My point in quoting this paragraph is to show that, even in “clinical significance” sections, most of the relationships are predicated upon states of variables, as opposed to manipulations of variables. They talk about being “present” or “absent”, being at high concentration or low concentration, smaller particles or larger particles; they talk about variables “enabling,” “disabling,” “promoting,” “leading to,” “contributing to,” etc. Only two of the sentences refer directly to exogenous manipulations, as in “can be changed by body build, medications, food choices…”

This manipulation-free society of sensors and responders that we call “scientific knowledge” is not oblivious to the world of actions and interventions; it was actually created to (1) guide future actions and (2) learn from interventions.

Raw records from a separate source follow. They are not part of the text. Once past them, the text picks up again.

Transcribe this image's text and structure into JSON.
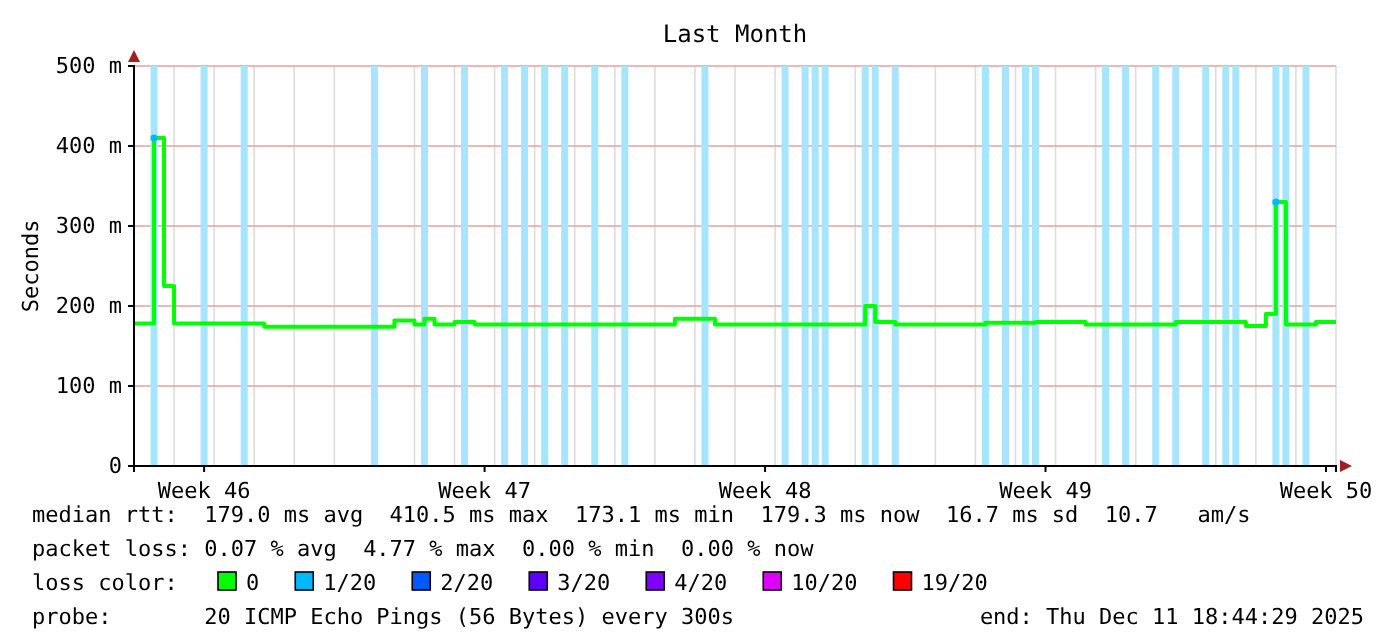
{
  "chart_data": {
    "type": "step",
    "title": "Last Month",
    "ylabel": "Seconds",
    "legend_title": "loss color:",
    "categories": [
      null,
      null,
      null,
      null,
      null,
      null,
      null,
      "Week 46",
      null,
      null,
      null,
      null,
      null,
      null,
      null,
      null,
      null,
      null,
      null,
      null,
      null,
      null,
      null,
      null,
      null,
      null,
      null,
      null,
      null,
      null,
      null,
      null,
      null,
      null,
      null,
      "Week 47",
      null,
      null,
      null,
      null,
      null,
      null,
      null,
      null,
      null,
      null,
      null,
      null,
      null,
      null,
      null,
      null,
      null,
      null,
      null,
      null,
      null,
      null,
      null,
      null,
      null,
      null,
      null,
      "Week 48",
      null,
      null,
      null,
      null,
      null,
      null,
      null,
      null,
      null,
      null,
      null,
      null,
      null,
      null,
      null,
      null,
      null,
      null,
      null,
      null,
      null,
      null,
      null,
      null,
      null,
      null,
      null,
      "Week 49",
      null,
      null,
      null,
      null,
      null,
      null,
      null,
      null,
      null,
      null,
      null,
      null,
      null,
      null,
      null,
      null,
      null,
      null,
      null,
      null,
      null,
      null,
      null,
      null,
      null,
      null,
      null,
      "Week 50",
      null
    ],
    "ylim": [
      0,
      500
    ],
    "yticks": [
      {
        "value": 0,
        "label": "0"
      },
      {
        "value": 100,
        "label": "100 m"
      },
      {
        "value": 200,
        "label": "200 m"
      },
      {
        "value": 300,
        "label": "300 m"
      },
      {
        "value": 400,
        "label": "400 m"
      },
      {
        "value": 500,
        "label": "500 m"
      }
    ],
    "grid": true,
    "legend": "bottom",
    "series": [
      {
        "color": "#a6e4ff",
        "type": "bar",
        "values": [
          null,
          null,
          500,
          null,
          null,
          null,
          null,
          500,
          null,
          null,
          null,
          500,
          null,
          null,
          null,
          null,
          null,
          null,
          null,
          null,
          null,
          null,
          null,
          null,
          500,
          null,
          null,
          null,
          null,
          500,
          null,
          null,
          null,
          500,
          null,
          null,
          null,
          500,
          null,
          500,
          null,
          500,
          null,
          500,
          null,
          null,
          500,
          null,
          null,
          500,
          null,
          null,
          null,
          null,
          null,
          null,
          null,
          500,
          null,
          null,
          null,
          null,
          null,
          null,
          null,
          500,
          null,
          500,
          500,
          500,
          null,
          null,
          null,
          500,
          500,
          null,
          500,
          null,
          null,
          null,
          null,
          null,
          null,
          null,
          null,
          500,
          null,
          500,
          null,
          500,
          500,
          null,
          null,
          null,
          null,
          null,
          null,
          500,
          null,
          500,
          null,
          null,
          500,
          null,
          500,
          null,
          null,
          500,
          null,
          500,
          500,
          null,
          null,
          null,
          500,
          500,
          null,
          500,
          null,
          null,
          null
        ]
      },
      {
        "name": "0",
        "color": "#00ff00",
        "values": [
          178,
          178,
          410,
          225,
          178,
          178,
          178,
          178,
          178,
          178,
          178,
          178,
          178,
          174,
          174,
          174,
          174,
          174,
          174,
          174,
          174,
          174,
          174,
          174,
          174,
          174,
          182,
          182,
          177,
          184,
          177,
          177,
          180,
          180,
          177,
          177,
          177,
          177,
          177,
          177,
          177,
          177,
          177,
          177,
          177,
          177,
          177,
          177,
          177,
          177,
          177,
          177,
          177,
          177,
          184,
          184,
          184,
          184,
          177,
          177,
          177,
          177,
          177,
          177,
          177,
          177,
          177,
          177,
          177,
          177,
          177,
          177,
          177,
          200,
          180,
          180,
          177,
          177,
          177,
          177,
          177,
          177,
          177,
          177,
          177,
          179,
          179,
          179,
          179,
          179,
          180,
          180,
          180,
          180,
          180,
          177,
          177,
          177,
          177,
          177,
          177,
          177,
          177,
          177,
          180,
          180,
          180,
          180,
          180,
          180,
          180,
          175,
          175,
          190,
          330,
          177,
          177,
          177,
          180,
          180,
          180
        ]
      },
      {
        "name": "1/20",
        "color": "#00b8ff",
        "type": "scatter",
        "values": [
          null,
          null,
          410,
          null,
          null,
          null,
          null,
          null,
          null,
          null,
          null,
          null,
          null,
          null,
          null,
          null,
          null,
          null,
          null,
          null,
          null,
          null,
          null,
          null,
          null,
          null,
          null,
          null,
          null,
          null,
          null,
          null,
          null,
          null,
          null,
          null,
          null,
          null,
          null,
          null,
          null,
          null,
          null,
          null,
          null,
          null,
          null,
          null,
          null,
          null,
          null,
          null,
          null,
          null,
          null,
          null,
          null,
          null,
          null,
          null,
          null,
          null,
          null,
          null,
          null,
          null,
          null,
          null,
          null,
          null,
          null,
          null,
          null,
          null,
          null,
          null,
          null,
          null,
          null,
          null,
          null,
          null,
          null,
          null,
          null,
          null,
          null,
          null,
          null,
          null,
          null,
          null,
          null,
          null,
          null,
          null,
          null,
          null,
          null,
          null,
          null,
          null,
          null,
          null,
          null,
          null,
          null,
          null,
          null,
          null,
          null,
          null,
          null,
          null,
          330,
          null,
          null,
          null,
          null,
          null,
          null
        ]
      },
      {
        "name": "2/20",
        "color": "#0059ff",
        "type": "scatter",
        "values": [
          null,
          null,
          null,
          null,
          null,
          null,
          null,
          null,
          null,
          null,
          null,
          null,
          null,
          null,
          null,
          null,
          null,
          null,
          null,
          null,
          null,
          null,
          null,
          null,
          null,
          null,
          null,
          null,
          null,
          null,
          null,
          null,
          null,
          null,
          null,
          null,
          null,
          null,
          null,
          null,
          null,
          null,
          null,
          null,
          null,
          null,
          null,
          null,
          null,
          null,
          null,
          null,
          null,
          null,
          null,
          null,
          null,
          null,
          null,
          null,
          null,
          null,
          null,
          null,
          null,
          null,
          null,
          null,
          null,
          null,
          null,
          null,
          null,
          null,
          null,
          null,
          null,
          null,
          null,
          null,
          null,
          null,
          null,
          null,
          null,
          null,
          null,
          null,
          null,
          null,
          null,
          null,
          null,
          null,
          null,
          null,
          null,
          null,
          null,
          null,
          null,
          null,
          null,
          null,
          null,
          null,
          null,
          null,
          null,
          null,
          null,
          null,
          null,
          null,
          null,
          null,
          null,
          null,
          null,
          null,
          null
        ]
      },
      {
        "name": "3/20",
        "color": "#5e00ff",
        "type": "scatter",
        "values": [
          null,
          null,
          null,
          null,
          null,
          null,
          null,
          null,
          null,
          null,
          null,
          null,
          null,
          null,
          null,
          null,
          null,
          null,
          null,
          null,
          null,
          null,
          null,
          null,
          null,
          null,
          null,
          null,
          null,
          null,
          null,
          null,
          null,
          null,
          null,
          null,
          null,
          null,
          null,
          null,
          null,
          null,
          null,
          null,
          null,
          null,
          null,
          null,
          null,
          null,
          null,
          null,
          null,
          null,
          null,
          null,
          null,
          null,
          null,
          null,
          null,
          null,
          null,
          null,
          null,
          null,
          null,
          null,
          null,
          null,
          null,
          null,
          null,
          null,
          null,
          null,
          null,
          null,
          null,
          null,
          null,
          null,
          null,
          null,
          null,
          null,
          null,
          null,
          null,
          null,
          null,
          null,
          null,
          null,
          null,
          null,
          null,
          null,
          null,
          null,
          null,
          null,
          null,
          null,
          null,
          null,
          null,
          null,
          null,
          null,
          null,
          null,
          null,
          null,
          null,
          null,
          null,
          null,
          null,
          null,
          null
        ]
      },
      {
        "name": "4/20",
        "color": "#7e00ff",
        "type": "scatter",
        "values": [
          null,
          null,
          null,
          null,
          null,
          null,
          null,
          null,
          null,
          null,
          null,
          null,
          null,
          null,
          null,
          null,
          null,
          null,
          null,
          null,
          null,
          null,
          null,
          null,
          null,
          null,
          null,
          null,
          null,
          null,
          null,
          null,
          null,
          null,
          null,
          null,
          null,
          null,
          null,
          null,
          null,
          null,
          null,
          null,
          null,
          null,
          null,
          null,
          null,
          null,
          null,
          null,
          null,
          null,
          null,
          null,
          null,
          null,
          null,
          null,
          null,
          null,
          null,
          null,
          null,
          null,
          null,
          null,
          null,
          null,
          null,
          null,
          null,
          null,
          null,
          null,
          null,
          null,
          null,
          null,
          null,
          null,
          null,
          null,
          null,
          null,
          null,
          null,
          null,
          null,
          null,
          null,
          null,
          null,
          null,
          null,
          null,
          null,
          null,
          null,
          null,
          null,
          null,
          null,
          null,
          null,
          null,
          null,
          null,
          null,
          null,
          null,
          null,
          null,
          null,
          null,
          null,
          null,
          null,
          null,
          null
        ]
      },
      {
        "name": "10/20",
        "color": "#dd00ff",
        "type": "scatter",
        "values": [
          null,
          null,
          null,
          null,
          null,
          null,
          null,
          null,
          null,
          null,
          null,
          null,
          null,
          null,
          null,
          null,
          null,
          null,
          null,
          null,
          null,
          null,
          null,
          null,
          null,
          null,
          null,
          null,
          null,
          null,
          null,
          null,
          null,
          null,
          null,
          null,
          null,
          null,
          null,
          null,
          null,
          null,
          null,
          null,
          null,
          null,
          null,
          null,
          null,
          null,
          null,
          null,
          null,
          null,
          null,
          null,
          null,
          null,
          null,
          null,
          null,
          null,
          null,
          null,
          null,
          null,
          null,
          null,
          null,
          null,
          null,
          null,
          null,
          null,
          null,
          null,
          null,
          null,
          null,
          null,
          null,
          null,
          null,
          null,
          null,
          null,
          null,
          null,
          null,
          null,
          null,
          null,
          null,
          null,
          null,
          null,
          null,
          null,
          null,
          null,
          null,
          null,
          null,
          null,
          null,
          null,
          null,
          null,
          null,
          null,
          null,
          null,
          null,
          null,
          null,
          null,
          null,
          null,
          null,
          null,
          null
        ]
      },
      {
        "name": "19/20",
        "color": "#ff0000",
        "type": "scatter",
        "values": [
          null,
          null,
          null,
          null,
          null,
          null,
          null,
          null,
          null,
          null,
          null,
          null,
          null,
          null,
          null,
          null,
          null,
          null,
          null,
          null,
          null,
          null,
          null,
          null,
          null,
          null,
          null,
          null,
          null,
          null,
          null,
          null,
          null,
          null,
          null,
          null,
          null,
          null,
          null,
          null,
          null,
          null,
          null,
          null,
          null,
          null,
          null,
          null,
          null,
          null,
          null,
          null,
          null,
          null,
          null,
          null,
          null,
          null,
          null,
          null,
          null,
          null,
          null,
          null,
          null,
          null,
          null,
          null,
          null,
          null,
          null,
          null,
          null,
          null,
          null,
          null,
          null,
          null,
          null,
          null,
          null,
          null,
          null,
          null,
          null,
          null,
          null,
          null,
          null,
          null,
          null,
          null,
          null,
          null,
          null,
          null,
          null,
          null,
          null,
          null,
          null,
          null,
          null,
          null,
          null,
          null,
          null,
          null,
          null,
          null,
          null,
          null,
          null,
          null,
          null,
          null,
          null,
          null,
          null,
          null,
          null
        ]
      }
    ],
    "annotations": [
      "median rtt:  179.0 ms avg  410.5 ms max  173.1 ms min  179.3 ms now  16.7 ms sd  10.7   am/s",
      "packet loss: 0.07 % avg  4.77 % max  0.00 % min  0.00 % now",
      "probe:       20 ICMP Echo Pings (56 Bytes) every 300s",
      "end: Thu Dec 11 18:44:29 2025"
    ]
  }
}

(1) The first frontier is well known. Given a fully specified SEM, we can predict the effect of compound interventions, both static and time varying, pre-planned or dynamic. Moreover, given a partially specified SEM (e.g., a DAG) we can often use data to fill in the missing parts and predict the effect of such interventions. These require however that the interventions be specified by “setting” the values of one or several variables. When the action of interest is more complex, say a disjunctive action like: “paint the wall green or blue” or “practice at least 15 minutes a day”, a more elaborate machinery is needed to infer its effects from the atomic actions and counterfactuals that the model encodes (See and Hernan etal 2011.) Such derivations are nevertheless feasible from SEM without enumerating the effects of all disjunctive actions of the form “do A or B” (which is obviously infeasible).

(2) The second frontier, learning from interventions, is less developed. We can of course check, using the methods above, whether a given SEM is compatible with the results of experimental studies (Causality, Def.1.3.1). We can also determine the structure of an SEM from a systematic sequence of experimental studies. What we are still lacking though are methods of incremental updating, i.e., given an SEM M and an experimental study that is incompatible with M, modify M so as to match the new study, without violating previous studies, though only their ramifications are encoded in M.

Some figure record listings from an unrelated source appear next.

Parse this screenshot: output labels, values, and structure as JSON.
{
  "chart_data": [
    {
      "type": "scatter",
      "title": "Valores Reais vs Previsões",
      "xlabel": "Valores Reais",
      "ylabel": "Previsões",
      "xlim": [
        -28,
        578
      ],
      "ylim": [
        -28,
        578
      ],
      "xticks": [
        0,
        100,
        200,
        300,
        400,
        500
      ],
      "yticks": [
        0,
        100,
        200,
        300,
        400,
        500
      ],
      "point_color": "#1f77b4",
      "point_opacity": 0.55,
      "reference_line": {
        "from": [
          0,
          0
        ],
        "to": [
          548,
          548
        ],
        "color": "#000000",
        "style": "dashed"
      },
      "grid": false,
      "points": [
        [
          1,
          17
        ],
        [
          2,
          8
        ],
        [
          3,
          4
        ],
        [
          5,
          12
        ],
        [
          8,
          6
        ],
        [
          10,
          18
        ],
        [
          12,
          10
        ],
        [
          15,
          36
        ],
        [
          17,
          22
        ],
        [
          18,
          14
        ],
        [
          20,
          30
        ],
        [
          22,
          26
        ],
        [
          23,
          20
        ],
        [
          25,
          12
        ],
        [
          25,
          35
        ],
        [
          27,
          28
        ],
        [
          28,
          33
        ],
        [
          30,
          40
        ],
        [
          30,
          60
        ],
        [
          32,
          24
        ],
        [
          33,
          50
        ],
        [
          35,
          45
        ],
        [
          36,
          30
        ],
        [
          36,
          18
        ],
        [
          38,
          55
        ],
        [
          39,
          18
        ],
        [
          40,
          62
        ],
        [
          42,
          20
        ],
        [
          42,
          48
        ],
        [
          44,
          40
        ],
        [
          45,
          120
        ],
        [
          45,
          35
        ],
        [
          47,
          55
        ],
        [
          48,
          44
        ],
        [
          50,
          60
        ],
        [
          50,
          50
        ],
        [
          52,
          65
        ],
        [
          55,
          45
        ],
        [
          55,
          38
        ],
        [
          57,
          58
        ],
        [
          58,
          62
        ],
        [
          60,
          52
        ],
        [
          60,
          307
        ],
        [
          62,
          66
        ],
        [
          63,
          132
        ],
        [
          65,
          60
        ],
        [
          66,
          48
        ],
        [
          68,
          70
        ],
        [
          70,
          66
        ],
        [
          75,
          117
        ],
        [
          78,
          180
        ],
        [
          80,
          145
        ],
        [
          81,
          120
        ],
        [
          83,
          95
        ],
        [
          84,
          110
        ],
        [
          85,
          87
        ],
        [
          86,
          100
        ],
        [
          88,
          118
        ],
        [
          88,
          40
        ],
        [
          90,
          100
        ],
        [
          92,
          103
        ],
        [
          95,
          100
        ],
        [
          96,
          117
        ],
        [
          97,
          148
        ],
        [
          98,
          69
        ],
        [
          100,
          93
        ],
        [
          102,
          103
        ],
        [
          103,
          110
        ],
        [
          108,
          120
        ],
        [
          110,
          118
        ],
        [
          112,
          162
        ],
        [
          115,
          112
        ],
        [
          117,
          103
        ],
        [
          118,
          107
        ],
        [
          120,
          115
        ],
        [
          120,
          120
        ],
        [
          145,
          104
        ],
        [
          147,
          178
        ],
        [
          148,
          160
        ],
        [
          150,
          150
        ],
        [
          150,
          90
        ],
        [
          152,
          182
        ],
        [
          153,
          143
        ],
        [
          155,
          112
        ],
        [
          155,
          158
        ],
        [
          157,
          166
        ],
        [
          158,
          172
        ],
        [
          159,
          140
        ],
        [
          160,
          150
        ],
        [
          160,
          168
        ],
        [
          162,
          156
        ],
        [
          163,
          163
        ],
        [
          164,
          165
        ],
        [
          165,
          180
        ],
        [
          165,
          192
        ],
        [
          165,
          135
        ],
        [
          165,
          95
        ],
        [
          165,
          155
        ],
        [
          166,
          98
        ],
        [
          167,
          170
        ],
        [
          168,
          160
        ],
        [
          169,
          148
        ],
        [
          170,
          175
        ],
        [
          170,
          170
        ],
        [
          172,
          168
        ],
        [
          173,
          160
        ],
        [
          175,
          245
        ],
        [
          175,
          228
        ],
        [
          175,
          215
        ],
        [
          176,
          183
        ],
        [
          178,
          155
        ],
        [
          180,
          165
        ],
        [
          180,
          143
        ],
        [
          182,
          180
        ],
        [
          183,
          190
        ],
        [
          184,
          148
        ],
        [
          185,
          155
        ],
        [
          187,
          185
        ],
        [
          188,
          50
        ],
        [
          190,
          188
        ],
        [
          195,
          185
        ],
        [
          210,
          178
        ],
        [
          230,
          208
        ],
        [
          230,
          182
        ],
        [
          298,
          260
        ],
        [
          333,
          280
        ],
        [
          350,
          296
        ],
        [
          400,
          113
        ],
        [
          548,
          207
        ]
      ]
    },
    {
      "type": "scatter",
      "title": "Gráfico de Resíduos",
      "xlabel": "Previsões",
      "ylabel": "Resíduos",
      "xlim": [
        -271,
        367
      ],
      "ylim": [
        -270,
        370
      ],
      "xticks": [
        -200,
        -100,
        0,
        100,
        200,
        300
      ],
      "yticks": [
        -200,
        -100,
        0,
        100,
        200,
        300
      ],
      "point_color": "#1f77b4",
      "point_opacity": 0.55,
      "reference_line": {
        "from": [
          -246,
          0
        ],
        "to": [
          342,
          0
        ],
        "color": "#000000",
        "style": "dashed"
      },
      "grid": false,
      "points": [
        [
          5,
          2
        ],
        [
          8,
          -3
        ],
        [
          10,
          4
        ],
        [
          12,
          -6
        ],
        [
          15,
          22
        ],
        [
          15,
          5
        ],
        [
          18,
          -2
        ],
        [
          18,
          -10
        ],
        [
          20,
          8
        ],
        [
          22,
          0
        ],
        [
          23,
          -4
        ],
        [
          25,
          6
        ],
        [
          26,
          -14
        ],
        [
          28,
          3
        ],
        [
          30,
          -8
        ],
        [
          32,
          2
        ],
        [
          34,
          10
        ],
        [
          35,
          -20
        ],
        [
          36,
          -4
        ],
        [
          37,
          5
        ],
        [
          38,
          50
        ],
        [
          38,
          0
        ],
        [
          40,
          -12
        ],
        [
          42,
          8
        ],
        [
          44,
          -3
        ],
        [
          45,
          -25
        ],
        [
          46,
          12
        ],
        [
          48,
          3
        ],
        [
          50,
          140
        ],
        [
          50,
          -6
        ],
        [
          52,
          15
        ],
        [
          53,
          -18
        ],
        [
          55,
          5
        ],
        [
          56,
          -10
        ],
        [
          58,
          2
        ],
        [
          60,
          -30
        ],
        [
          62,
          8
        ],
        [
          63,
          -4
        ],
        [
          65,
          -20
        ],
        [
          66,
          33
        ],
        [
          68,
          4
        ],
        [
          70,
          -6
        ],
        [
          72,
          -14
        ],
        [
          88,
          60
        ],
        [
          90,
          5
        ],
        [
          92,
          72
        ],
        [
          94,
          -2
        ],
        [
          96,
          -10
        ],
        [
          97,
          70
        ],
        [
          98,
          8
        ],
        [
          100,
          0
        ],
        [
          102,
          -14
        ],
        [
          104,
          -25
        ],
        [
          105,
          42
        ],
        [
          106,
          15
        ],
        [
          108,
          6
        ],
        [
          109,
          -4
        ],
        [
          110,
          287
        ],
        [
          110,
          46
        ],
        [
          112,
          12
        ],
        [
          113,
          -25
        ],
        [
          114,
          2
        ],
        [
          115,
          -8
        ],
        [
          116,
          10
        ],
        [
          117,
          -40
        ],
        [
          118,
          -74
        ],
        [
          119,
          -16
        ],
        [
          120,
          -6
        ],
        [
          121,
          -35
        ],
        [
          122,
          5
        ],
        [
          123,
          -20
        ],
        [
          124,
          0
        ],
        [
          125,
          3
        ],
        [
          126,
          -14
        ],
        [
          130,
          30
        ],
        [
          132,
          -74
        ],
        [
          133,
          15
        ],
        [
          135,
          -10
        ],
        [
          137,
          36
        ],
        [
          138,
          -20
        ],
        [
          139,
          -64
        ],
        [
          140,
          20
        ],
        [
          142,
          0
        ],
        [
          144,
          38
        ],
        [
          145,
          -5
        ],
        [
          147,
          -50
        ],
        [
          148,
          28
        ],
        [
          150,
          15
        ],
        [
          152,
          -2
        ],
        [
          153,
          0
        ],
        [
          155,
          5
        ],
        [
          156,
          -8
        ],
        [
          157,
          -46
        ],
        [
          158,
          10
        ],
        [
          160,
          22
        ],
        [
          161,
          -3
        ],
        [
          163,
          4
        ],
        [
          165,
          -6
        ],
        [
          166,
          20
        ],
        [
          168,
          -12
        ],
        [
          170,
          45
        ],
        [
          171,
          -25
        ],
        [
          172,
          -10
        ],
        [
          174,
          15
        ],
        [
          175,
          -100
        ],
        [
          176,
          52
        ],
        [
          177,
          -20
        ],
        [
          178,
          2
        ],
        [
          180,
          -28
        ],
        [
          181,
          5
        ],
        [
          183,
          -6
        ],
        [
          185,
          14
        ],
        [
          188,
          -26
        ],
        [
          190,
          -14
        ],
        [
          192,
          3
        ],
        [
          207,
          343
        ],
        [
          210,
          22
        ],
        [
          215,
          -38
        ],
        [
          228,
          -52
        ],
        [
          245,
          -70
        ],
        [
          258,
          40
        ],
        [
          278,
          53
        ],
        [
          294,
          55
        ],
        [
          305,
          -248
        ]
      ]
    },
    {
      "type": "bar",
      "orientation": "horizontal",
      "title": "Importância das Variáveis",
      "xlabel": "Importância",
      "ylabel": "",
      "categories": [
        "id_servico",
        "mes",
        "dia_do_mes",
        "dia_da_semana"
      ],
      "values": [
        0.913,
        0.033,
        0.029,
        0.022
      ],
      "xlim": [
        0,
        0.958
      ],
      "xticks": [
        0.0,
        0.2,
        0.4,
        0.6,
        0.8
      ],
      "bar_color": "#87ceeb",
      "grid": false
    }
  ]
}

Going back to the sensation of discomfort that people usually express vis a vis non-manipulable causes, should such discomfort bother users of SEM when confronting non-manipulable causes in their model? More concretely, should the difficulty of imagining “what else in the universe would have had to be different if the temperature yesterday had been 30 degrees rather than 40,” be a reason for misinterpreting a model that contains variables labeled “temperature” (the cause) and “sweating” (the effect)? My answer is: No. At the deductive phase of the analysis, when we have a fully specified model before us, the model tells us precisely what else would be different if the temperature yesterday had been 30 degrees rather than 40.”

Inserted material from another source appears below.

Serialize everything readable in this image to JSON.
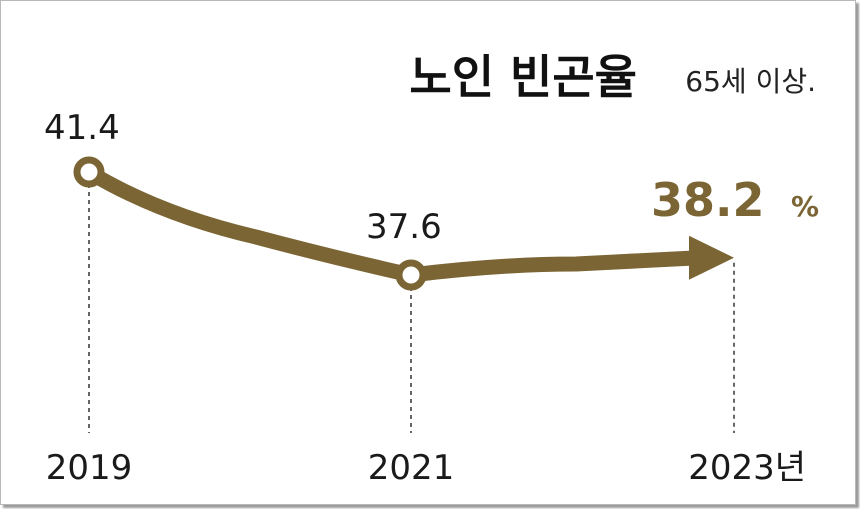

Consider the sentence “Mary would not have gotten pregnant had she been a man”. I believe most of us would agree with the truth of this sentence despite the fact that we may not have a clue what else in the universe would have had to be different had Mary been a man. And if the model is any good, it would imply that regardless of other things being different (e.g. Mary’s education, income, self esteem etc.) she would not have gotten pregnant. Therefore, the phrase “had she been a man” should not be automatically rejected by interventionists as meaningless — it is quite meaningful.

Now consider the sentence: “If Mary were a man, her salary would be higher.” Here the discomfort is usually higher, presumably because not only we cannot imagine what else in the universe would have had to be different had Mary been a man, but those things (education, self esteem etc.) now make a difference in the outcome (salary). Are we justified now in declaring discomfort? Not when we are reading our model. Given a fully specified SEM, in which gender, education, income, and self esteem are bonified variables, one can compute precisely how those factors should be affected by a gender change. Complaints about “how do we know” are legitimate at the model construction phase, but not when we assume having a fully specified model before us, and merely ask for its ramifications.

To summarize, I believe the discomfort with non-manipulated causes represents a confusion between model utilization and model construction. In the former phase counterfactual sentences are well defined regardless of whether the antecedent is manipulable. It is only when we are asked to evaluate a counterfactual sentence by intuitive, unaided judgment, that we feel discomfort and we are provoked to question whether the counterfactual is “well defined”. Counterfactuals are always well defined relative to a given model, regardless of whether the antecedent is manipulable or not.

This takes us to the key question of whether our models should be informed by the the manipulability restriction and how. Interventionists attempt to convince us that the very concept of causation hinges on manipulability and, hence, that a causal model void of manipulability information is incomplete, if not meaningless. We saw above that SEM, as a representation of scientific knowledge, manages quite well without the manipulability restriction. I would therefore be eager to hear from interventionists what their conception is of “scientific knowledge”, and whether they can envision an alternative to SEM which is informed by the manipulability restriction, and yet provides a parsimonious account of that which we know about the world.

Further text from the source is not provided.